Dr. Jennifer Goldenberg is a practicing therapist and social worker and a senior researcher for the Transcending Trauma Project at Council for Relationships in Philadelphia. Goldenberg does significant work on grief and with LGBTQ+ patients. In an interview with PGN, Goldenberg spoke to the unique losses and isolation faced by widows and widowers.

Goldenberg said, “Gay and lesbian couples deal with discrimination, stigma and micro and macro- aggressions every day. Yet they have each other to come home to, to share the pain and difficulties, as well as the joys and happiness. When a partner dies, the grief can be extraordinary. Not only is the loved one and major support person gone, but the isolation in the wake of the loss can be overwhelming.”

Goldenberg noted that the closet is still an issue, particularly for older couples. “Among gay and lesbian couples, sometimes the relationship is not known, or is not recognized — and not supported and valued — to and by family members and friends. It’s important to recognize some of the differences in the experience of bereavement between heterosexual and gay and lesbian couples — and stigma, invisibility, lack of recognition and honoring of the couple add to the burden of grief.”

But Goldenberg notes that the problems of where one lives can compound this isolation, as it did for Henry, who lives in a suburban community in the South. Goldenberg said, “Many gays and lesbians don’t live in such communities, don’t have access to them, and in addition, won’t seek professional help. The grief of the loss of this partner can be compounded because of previous losses — including loss of family members who have cut off the bereaved, the grief of living with ongoing homophobia, exacerbating the feeling of abandonment.”  

Goldenberg spoke to the larger societal issues around homophobia and noted that as a clinical social worker, she’s uniquely aware that there are many forces — cultural, religious and political — that form a barrier to seeking treatment. She said, “Bereaved folks need help with their complicated grief, and can get help finding meaning after the terrible loss, help accessing resources and support, help reconnecting with or making new rituals and traditions that can be a comfort.”

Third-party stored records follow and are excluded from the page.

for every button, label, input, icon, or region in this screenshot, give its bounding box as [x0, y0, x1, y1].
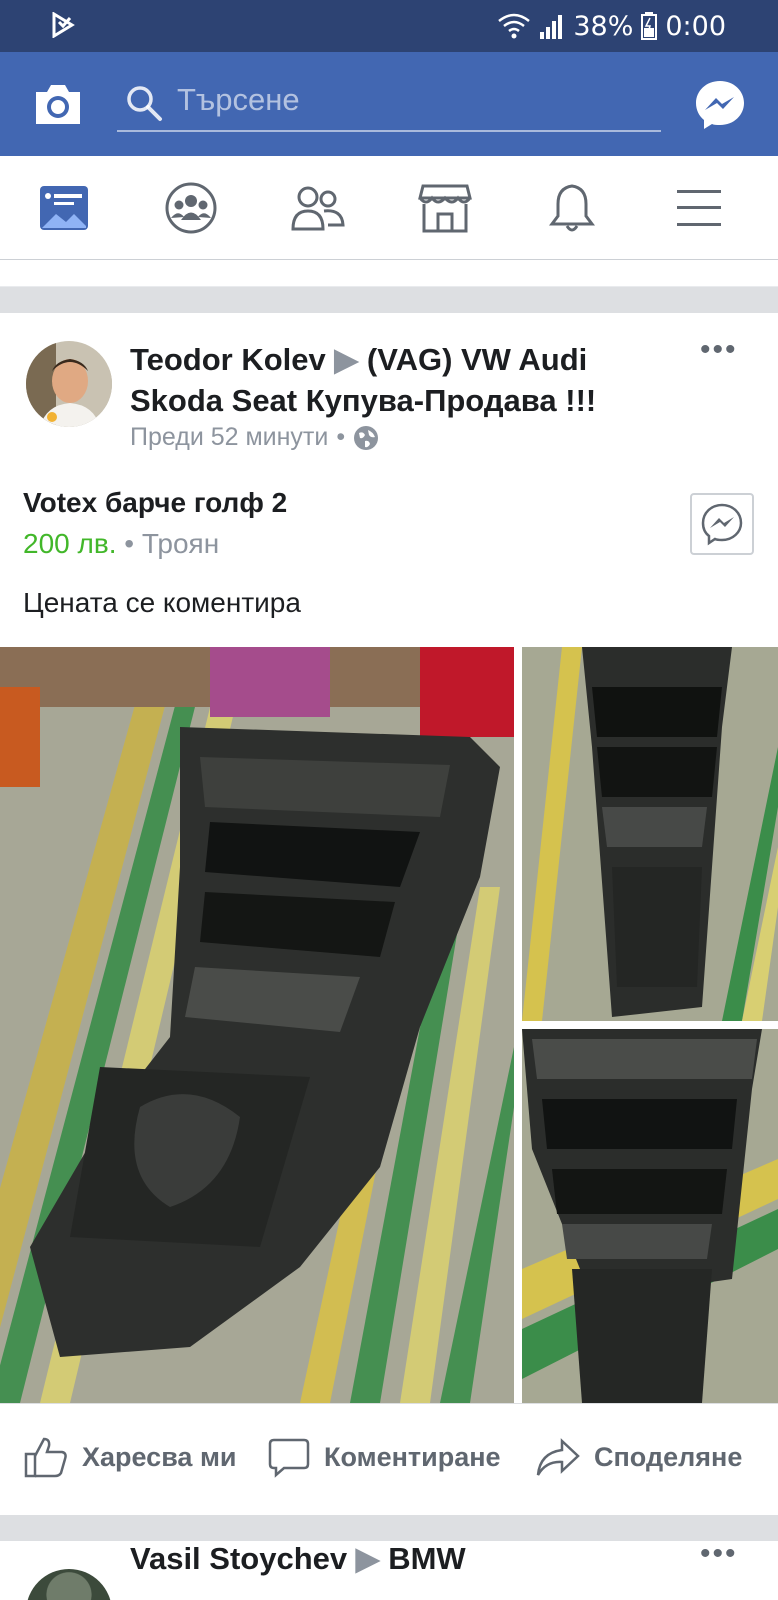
messenger-icon[interactable]	[693, 78, 747, 132]
top-bar: Търсене	[0, 52, 778, 156]
tab-bar	[0, 156, 778, 260]
tab-friends[interactable]	[290, 180, 346, 236]
arrow-right-icon: ▶	[334, 342, 359, 377]
listing-title: Votex барче голф 2	[23, 487, 288, 518]
tab-marketplace[interactable]	[417, 180, 473, 236]
feed-spacer	[0, 260, 778, 286]
share-button[interactable]: Споделяне	[536, 1434, 742, 1480]
wifi-icon	[498, 13, 531, 39]
listing-photos	[0, 647, 778, 1403]
battery-percent: 38%	[573, 10, 634, 42]
author-name[interactable]: Teodor Kolev	[130, 342, 326, 377]
listing-location: Троян	[141, 528, 220, 559]
like-button[interactable]: Харесва ми	[24, 1434, 237, 1480]
listing-price-line: 200 лв. • Троян	[23, 528, 219, 560]
listing-price: 200 лв.	[23, 528, 117, 559]
post-options-button[interactable]: •••	[700, 333, 738, 367]
like-label: Харесва ми	[82, 1441, 237, 1472]
listing-photo-main[interactable]	[0, 647, 514, 1403]
comment-button[interactable]: Коментиране	[268, 1434, 501, 1480]
arrow-right-icon: ▶	[355, 1541, 380, 1576]
tab-groups[interactable]	[163, 180, 219, 236]
post-author-line-next: Vasil Stoychev ▶ BMW	[130, 1541, 466, 1577]
author-name-next[interactable]: Vasil Stoychev	[130, 1541, 347, 1576]
feed-post: Teodor Kolev ▶ (VAG) VW Audi Skoda Seat …	[0, 313, 778, 1515]
friends-icon	[291, 186, 345, 231]
avatar-photo	[26, 341, 112, 427]
post-meta: Преди 52 минути •	[130, 423, 379, 452]
news-feed-icon	[40, 186, 88, 230]
thumbs-up-icon	[24, 1437, 67, 1478]
author-avatar-next[interactable]	[26, 1569, 112, 1600]
tab-news-feed[interactable]	[36, 180, 92, 236]
share-label: Споделяне	[594, 1441, 743, 1472]
listing-photo-2[interactable]	[522, 647, 778, 1021]
feed-divider	[0, 287, 778, 313]
search-icon	[127, 86, 162, 121]
search-placeholder: Търсене	[177, 82, 300, 117]
listing-description: Цената се коментира	[23, 587, 301, 618]
tab-notifications[interactable]	[544, 180, 600, 236]
listing-photo-3[interactable]	[522, 1029, 778, 1403]
message-seller-button[interactable]	[690, 493, 754, 555]
search-input[interactable]: Търсене	[117, 70, 661, 132]
signal-icon	[540, 15, 563, 39]
comment-icon	[268, 1438, 310, 1478]
feed-post-next: Vasil Stoychev ▶ BMW •••	[0, 1541, 778, 1600]
meta-separator: •	[336, 423, 346, 451]
post-author-line: Teodor Kolev ▶ (VAG) VW Audi Skoda Seat …	[130, 339, 650, 421]
camera-icon[interactable]	[32, 80, 84, 128]
messenger-outline-icon	[701, 503, 743, 546]
menu-icon	[677, 190, 721, 226]
bell-icon	[549, 184, 595, 232]
comment-label: Коментиране	[324, 1441, 501, 1472]
status-bar: 38% 0:00	[0, 0, 778, 52]
feed-divider-2	[0, 1515, 778, 1541]
group-name-next[interactable]: BMW	[388, 1541, 465, 1576]
clock: 0:00	[665, 10, 726, 42]
groups-icon	[165, 182, 217, 234]
share-icon	[536, 1438, 580, 1476]
price-separator: •	[124, 528, 142, 559]
post-actions: Харесва ми Коментиране Споделяне	[0, 1403, 778, 1515]
post-timestamp[interactable]: Преди 52 минути	[130, 423, 328, 452]
play-store-notification-icon	[52, 12, 75, 38]
author-avatar[interactable]	[26, 341, 112, 427]
globe-icon	[354, 425, 379, 450]
post-options-button-next[interactable]: •••	[700, 1541, 738, 1571]
battery-icon	[641, 12, 658, 40]
marketplace-icon	[418, 184, 472, 233]
tab-menu[interactable]	[671, 180, 727, 236]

Outreach by and to grieving people is essential, said Goldenberg: “If you see a grieving friend in the gay or lesbian community who is abusing drugs or alcohol, not caring for themselves, isolating themselves, or certainly if they are contemplating suicide, it’s important to help them access a mental health provider at the soonest opportunity. Grief is a process, and its length and intensity differs among individuals. For LGBT folks, grief is often compounded by the societal stigma of being gay, the isolation, the lack of recognition and honoring of the relationship, and prior losses and trauma can reverberate in the present, making it seem unbearable at times.”For mental health help for grief in Philadelphia, Council for Relationships offers a range of therapists, including LGBTQ+ therapists and allies who specialize in LGBTQ+ issues at several locations. A list of therapists is on their website councilforrelationships.org.